India panel pushes new laws after deadly rape

Committee proposes changing the country’s sexual assault laws and guaranteeing speedy rape trials.

India rape protest
The panel was set up in response to street protests sparked by the rape [Reuters]

An Indian government panel has recommended a series of changes, including an overhaul of the country’s dated penal code, to protect women in the wake of a fatal gang rape in New Delhi last month.

The three-member panel received more than 80,000 suggestions for changes in the criminal justice system’s treatment of violence against women since it was established by the government last month to help quell street protests sparked by the rape.

The suggestions ranged from banning a traumatic vaginal exam of rape victims to ending political interference in sex crime cases.

Women say they feel under siege, and are so frightened they have structured their entire lives to protect themselves from harassment and attack. Many travel in groups, go out of their homes only during the day and carry sharp objects onto public buses to stab men who grope them. Those who are raped are often blamed by their families for the attack.

“Failure of good governance is the obvious root cause for the current unsafe environment, eroding the rule of law and not the want of knee-jerk legislation,” said retired chief justice JS Verma, who headed the panel.

‘Trauma and humiliation’

The panel recommended that police and other officials who fail to act against crimes against women be punished. It called for a crackdown on dowry payments to enhance women’s status, since families are often forced into massive debt to get their daughters married.

It also suggested the government appoint more judges to lessen the backlog of cases and ensure swift justice, and it called for updating the law to include crimes such as voyeurism, stalking and other crimes against women.

Prime minister Manmohan Singh’s office had no immediate comment about what it would do with the recommendations.

More than 100 women’s rights activists, lawyers and ordinary citizens appeared before the commission during a recent hearing to offer suggestions for removing loopholes in the existing laws and scrapping some of its most offensive provisions.
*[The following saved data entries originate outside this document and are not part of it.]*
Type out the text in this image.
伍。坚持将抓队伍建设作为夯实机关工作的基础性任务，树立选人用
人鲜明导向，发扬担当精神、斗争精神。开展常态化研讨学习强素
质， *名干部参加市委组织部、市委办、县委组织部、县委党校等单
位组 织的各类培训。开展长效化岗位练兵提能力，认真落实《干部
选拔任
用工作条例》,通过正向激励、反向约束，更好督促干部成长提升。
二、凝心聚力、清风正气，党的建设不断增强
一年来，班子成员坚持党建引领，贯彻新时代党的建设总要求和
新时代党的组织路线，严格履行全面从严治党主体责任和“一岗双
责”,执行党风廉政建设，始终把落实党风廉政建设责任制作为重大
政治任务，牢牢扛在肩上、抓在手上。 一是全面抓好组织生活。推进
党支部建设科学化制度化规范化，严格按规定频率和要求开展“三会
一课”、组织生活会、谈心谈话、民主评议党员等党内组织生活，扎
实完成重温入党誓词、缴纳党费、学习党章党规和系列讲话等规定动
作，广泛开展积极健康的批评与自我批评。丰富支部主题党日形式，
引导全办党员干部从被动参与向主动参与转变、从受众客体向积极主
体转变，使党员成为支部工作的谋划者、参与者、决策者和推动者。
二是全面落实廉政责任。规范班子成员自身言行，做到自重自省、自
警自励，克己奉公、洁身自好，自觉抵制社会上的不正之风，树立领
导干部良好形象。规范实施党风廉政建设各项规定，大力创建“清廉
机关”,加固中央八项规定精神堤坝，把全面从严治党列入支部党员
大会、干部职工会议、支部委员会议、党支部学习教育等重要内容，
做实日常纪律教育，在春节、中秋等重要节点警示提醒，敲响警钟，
Women’s groups say the most egregious problem is the medical test that a victim has to undergo, which includes a vaginal exam to determine if the woman is sexually active.

“The… test, which has been found to be not only unscientific and unnecessary but also subjects the complainant to further trauma and humiliation should be immediately stopped,” said Kirti Singh, of the All India Democratic Woman’s Association.

Indian law only targets three crimes against women, rape, using force to `’outrage her modesty,” and making rude sounds or gestures aimed at `’insulting the modesty of any woman.”

Lawyers say those laws needs to be updated to include crimes such as sexual harassment, groping, stalking and acid attacks.

“Groping and stalking should be viewed as sexual assault. Stalking is a psychological terror on the victim. It should be specifically defined,” said Mukul Mudgal, a former chief justice of the Delhi High Court.

Most of India’s laws, including those on rape, were inherited from the country’s former British colonial rulers and date back to 1860.